Но гетман Хмельницкий не радовался королевской милости. Его предшественники, восставая против Речи Посполитой, не шли дальше того, чтобы добиться увеличения количества реестровых казаков, вернуть некоторые вольности, отстоять хотя бы малейшие права веры православной. Но ведь польская шляхта после каждого такого восстания еще больше урезывала вольности, а униаты и католики еще больше глумились над православными. Сейчас король польский обещал возвратить казакам старинные права, уничтожить на Украине унию. Чего еще можно было ожидать от Польской короны? Хмельницкий понимал и видел, что народ этим уже не удовлетворится. Народ ждал создания собственного государства, давно желаемого воссоединения с Россией, чтобы больше не бояться ни польской шляхты, ни турка, ни татарина.
С въездом Хмельницкого в Киев он утверждался всенародным признанием, освященным церковью, даже патриархом иерусалимским, в звании украинского монарха. Этого никто не достигал раньше. Казалось, можно было бы радоваться, но король выслал уже комиссаров, а ответа от царя московского все еще не было. Если нельзя решить сегодня — пусть завтра, послезавтра, была бы только надежда. Гетман все чаще хмурился — даже во время шумного обеда.
Нынче последним уходил от гетмана Иван Выговский. На пороге он обернулся, многозначительно посмотрел в глаза пани гетманши и тайком кивнул в сторону Хмельницкого. Пани Елена тоже кивнула ему в ответ и, когда осталась у стола только вдвоем с Хмельницким, обратилась к нему с нежной улыбкой:
— Ты теперь никогда и не приласкаешь меня.
Хмельницкий сидел задумчивый, подперев лицо рукой.
— Все думаешь, все о Москве?
Хмельницкий молчал.
— Удивляюсь я тебе, Богдан: разве можно равнять блестящую Польшу с дикими...

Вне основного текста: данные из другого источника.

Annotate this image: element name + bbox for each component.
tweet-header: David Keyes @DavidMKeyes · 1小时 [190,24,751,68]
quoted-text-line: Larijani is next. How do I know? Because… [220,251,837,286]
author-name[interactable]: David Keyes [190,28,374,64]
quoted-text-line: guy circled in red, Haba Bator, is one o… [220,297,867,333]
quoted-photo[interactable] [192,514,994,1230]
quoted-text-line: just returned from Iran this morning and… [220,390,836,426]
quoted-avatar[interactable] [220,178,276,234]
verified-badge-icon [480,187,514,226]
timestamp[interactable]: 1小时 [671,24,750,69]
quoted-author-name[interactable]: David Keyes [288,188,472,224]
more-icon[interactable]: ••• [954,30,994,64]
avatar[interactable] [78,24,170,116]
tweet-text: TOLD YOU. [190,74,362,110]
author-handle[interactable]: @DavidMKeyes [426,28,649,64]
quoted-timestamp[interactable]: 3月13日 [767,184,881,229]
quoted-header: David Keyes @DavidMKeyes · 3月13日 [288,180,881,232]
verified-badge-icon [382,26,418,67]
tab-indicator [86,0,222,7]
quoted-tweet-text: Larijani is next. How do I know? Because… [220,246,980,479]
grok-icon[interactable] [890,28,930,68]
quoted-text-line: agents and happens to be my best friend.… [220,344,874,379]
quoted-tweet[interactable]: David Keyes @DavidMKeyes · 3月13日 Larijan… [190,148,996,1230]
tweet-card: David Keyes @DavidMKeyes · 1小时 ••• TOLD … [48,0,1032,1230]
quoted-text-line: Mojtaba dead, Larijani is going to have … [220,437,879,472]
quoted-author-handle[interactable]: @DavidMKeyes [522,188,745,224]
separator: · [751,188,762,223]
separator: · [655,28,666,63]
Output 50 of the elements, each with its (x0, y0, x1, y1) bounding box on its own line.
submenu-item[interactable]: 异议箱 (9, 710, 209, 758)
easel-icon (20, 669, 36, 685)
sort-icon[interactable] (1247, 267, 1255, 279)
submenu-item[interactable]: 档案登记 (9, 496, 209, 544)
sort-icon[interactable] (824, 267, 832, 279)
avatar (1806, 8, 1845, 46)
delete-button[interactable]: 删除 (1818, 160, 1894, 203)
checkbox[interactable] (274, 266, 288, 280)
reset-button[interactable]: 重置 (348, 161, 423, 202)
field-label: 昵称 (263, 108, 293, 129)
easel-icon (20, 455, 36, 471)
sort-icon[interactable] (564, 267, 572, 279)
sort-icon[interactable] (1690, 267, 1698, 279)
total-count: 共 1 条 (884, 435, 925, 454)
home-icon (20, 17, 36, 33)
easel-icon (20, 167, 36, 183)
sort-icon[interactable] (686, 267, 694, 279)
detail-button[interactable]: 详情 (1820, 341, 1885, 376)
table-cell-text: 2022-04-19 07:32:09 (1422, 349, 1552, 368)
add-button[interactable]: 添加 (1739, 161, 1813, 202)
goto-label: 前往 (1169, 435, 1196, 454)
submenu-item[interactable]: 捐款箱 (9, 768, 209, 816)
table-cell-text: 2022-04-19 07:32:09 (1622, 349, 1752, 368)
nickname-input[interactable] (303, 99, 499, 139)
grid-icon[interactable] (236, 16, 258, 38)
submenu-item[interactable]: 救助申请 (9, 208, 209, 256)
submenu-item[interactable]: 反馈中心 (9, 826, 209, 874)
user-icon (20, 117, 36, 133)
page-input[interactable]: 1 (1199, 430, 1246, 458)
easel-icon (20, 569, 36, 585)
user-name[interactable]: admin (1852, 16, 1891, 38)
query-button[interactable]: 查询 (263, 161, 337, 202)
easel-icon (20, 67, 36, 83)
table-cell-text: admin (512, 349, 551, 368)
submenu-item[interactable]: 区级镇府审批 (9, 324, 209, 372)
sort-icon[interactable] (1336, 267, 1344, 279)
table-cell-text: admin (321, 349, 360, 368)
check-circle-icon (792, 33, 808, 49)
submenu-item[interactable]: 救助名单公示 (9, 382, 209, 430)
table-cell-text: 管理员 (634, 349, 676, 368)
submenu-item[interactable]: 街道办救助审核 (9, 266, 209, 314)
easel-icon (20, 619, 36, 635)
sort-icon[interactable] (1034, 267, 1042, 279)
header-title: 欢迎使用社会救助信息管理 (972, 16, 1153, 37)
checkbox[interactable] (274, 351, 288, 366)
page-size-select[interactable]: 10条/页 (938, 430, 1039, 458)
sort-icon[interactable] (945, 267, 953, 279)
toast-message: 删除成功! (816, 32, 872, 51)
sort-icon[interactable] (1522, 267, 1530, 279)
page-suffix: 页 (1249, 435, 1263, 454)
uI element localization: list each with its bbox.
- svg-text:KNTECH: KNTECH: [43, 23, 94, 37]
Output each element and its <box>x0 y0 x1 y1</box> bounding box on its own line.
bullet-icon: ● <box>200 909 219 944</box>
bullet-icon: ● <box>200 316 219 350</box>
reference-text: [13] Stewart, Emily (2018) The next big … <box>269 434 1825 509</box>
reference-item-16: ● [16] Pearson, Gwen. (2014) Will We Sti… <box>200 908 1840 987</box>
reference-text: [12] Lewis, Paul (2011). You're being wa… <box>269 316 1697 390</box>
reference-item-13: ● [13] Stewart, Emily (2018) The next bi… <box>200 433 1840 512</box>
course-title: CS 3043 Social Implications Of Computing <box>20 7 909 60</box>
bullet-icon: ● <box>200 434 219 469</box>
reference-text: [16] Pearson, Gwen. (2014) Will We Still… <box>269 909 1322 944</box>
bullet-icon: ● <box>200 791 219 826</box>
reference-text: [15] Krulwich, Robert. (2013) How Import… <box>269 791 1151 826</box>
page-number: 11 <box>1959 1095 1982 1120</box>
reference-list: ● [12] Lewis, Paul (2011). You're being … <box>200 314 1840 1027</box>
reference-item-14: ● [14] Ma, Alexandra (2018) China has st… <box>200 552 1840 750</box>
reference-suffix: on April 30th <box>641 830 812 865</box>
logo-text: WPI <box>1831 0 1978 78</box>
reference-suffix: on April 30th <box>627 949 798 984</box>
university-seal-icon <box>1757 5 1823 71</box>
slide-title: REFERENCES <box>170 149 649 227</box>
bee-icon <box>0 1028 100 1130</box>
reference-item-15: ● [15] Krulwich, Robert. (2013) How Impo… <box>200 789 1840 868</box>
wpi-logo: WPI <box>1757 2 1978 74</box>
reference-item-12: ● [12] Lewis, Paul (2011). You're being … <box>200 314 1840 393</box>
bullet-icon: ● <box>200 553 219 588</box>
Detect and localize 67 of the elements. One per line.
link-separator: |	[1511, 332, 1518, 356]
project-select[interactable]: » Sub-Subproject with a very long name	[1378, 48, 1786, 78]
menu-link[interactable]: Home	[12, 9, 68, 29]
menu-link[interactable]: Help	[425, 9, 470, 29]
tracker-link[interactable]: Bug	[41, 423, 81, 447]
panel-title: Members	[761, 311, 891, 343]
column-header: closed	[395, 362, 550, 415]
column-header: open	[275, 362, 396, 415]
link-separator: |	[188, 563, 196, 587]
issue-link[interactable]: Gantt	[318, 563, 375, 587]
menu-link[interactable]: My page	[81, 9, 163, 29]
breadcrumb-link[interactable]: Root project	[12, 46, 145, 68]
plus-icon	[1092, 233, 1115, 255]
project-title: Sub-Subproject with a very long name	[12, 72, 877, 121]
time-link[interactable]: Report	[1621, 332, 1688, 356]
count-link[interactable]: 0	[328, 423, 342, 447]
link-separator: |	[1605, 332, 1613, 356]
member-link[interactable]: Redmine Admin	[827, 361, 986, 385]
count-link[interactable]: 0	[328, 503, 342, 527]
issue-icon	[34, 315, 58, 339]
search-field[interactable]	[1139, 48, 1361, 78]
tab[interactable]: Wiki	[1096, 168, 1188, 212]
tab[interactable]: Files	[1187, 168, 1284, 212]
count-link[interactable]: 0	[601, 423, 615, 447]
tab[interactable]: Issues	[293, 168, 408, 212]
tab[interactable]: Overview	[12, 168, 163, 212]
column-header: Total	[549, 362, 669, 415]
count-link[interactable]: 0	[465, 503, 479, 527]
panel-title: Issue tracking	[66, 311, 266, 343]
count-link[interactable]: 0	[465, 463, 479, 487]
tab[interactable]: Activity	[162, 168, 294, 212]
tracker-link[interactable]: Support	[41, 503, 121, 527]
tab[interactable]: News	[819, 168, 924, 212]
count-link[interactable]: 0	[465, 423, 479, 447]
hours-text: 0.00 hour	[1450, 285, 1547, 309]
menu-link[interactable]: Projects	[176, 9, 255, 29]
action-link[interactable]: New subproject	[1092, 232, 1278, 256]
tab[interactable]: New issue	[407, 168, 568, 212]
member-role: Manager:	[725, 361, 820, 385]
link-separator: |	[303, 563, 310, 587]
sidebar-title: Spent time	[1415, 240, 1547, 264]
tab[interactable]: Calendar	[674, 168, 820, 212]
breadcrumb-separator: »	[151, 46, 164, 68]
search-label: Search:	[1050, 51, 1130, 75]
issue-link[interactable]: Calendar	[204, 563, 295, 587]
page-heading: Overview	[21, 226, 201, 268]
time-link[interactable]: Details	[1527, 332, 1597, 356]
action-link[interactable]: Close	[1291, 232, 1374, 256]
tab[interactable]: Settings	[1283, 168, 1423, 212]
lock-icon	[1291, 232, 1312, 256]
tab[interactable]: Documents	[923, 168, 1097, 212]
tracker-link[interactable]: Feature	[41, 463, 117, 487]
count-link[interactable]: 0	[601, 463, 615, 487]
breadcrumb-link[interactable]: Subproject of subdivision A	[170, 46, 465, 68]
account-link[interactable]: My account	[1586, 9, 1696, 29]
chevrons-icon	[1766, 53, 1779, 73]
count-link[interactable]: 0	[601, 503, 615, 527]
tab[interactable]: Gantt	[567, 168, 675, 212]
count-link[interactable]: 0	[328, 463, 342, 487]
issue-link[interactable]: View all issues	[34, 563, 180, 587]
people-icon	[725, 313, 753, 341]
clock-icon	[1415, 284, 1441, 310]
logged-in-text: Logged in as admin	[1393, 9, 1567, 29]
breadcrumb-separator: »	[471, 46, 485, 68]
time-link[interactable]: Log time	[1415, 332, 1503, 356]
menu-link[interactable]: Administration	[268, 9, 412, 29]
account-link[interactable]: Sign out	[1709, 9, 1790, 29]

Хмельницкий раздраженно стукнул по столу. Пани Елена, вздрогнув, обиженно прикусила губу. Но через минуту снова заговорила:
— Ты сегодня просто не в духе. Сам подумай: король теперь, наверное, даст тебе шляхетство, а может, и воеводство. Станем бывать при дворе...
— Теперь не во мне дело.
— А что тебе посполитые! Сам знаешь, что хлопскую натуру скорее одолеешь мечом, чем добром.
— Вот где главная болячка вашей проклятой шляхты. Гордыня вам разум затемнила, звон серебра и злата благовестом звучит, а у меня есть еще голова на плечах: был казаком, казаком и останусь!
— Нашел чем величаться! — поморщилась пани Елена.
— Правдой величаюсь, пани, правдой! — И резким движением потянулся к графину.
Зная, что после вина гетман будет еще более раздражителен, Елена заботливо заворковала:
— Богдан, милый, не пей больше. Ну, посмотри на свою женушку, она так любит своего гетмана, а он неведомо когда и ласкал ее. — И она прислонила его голову к своей груди.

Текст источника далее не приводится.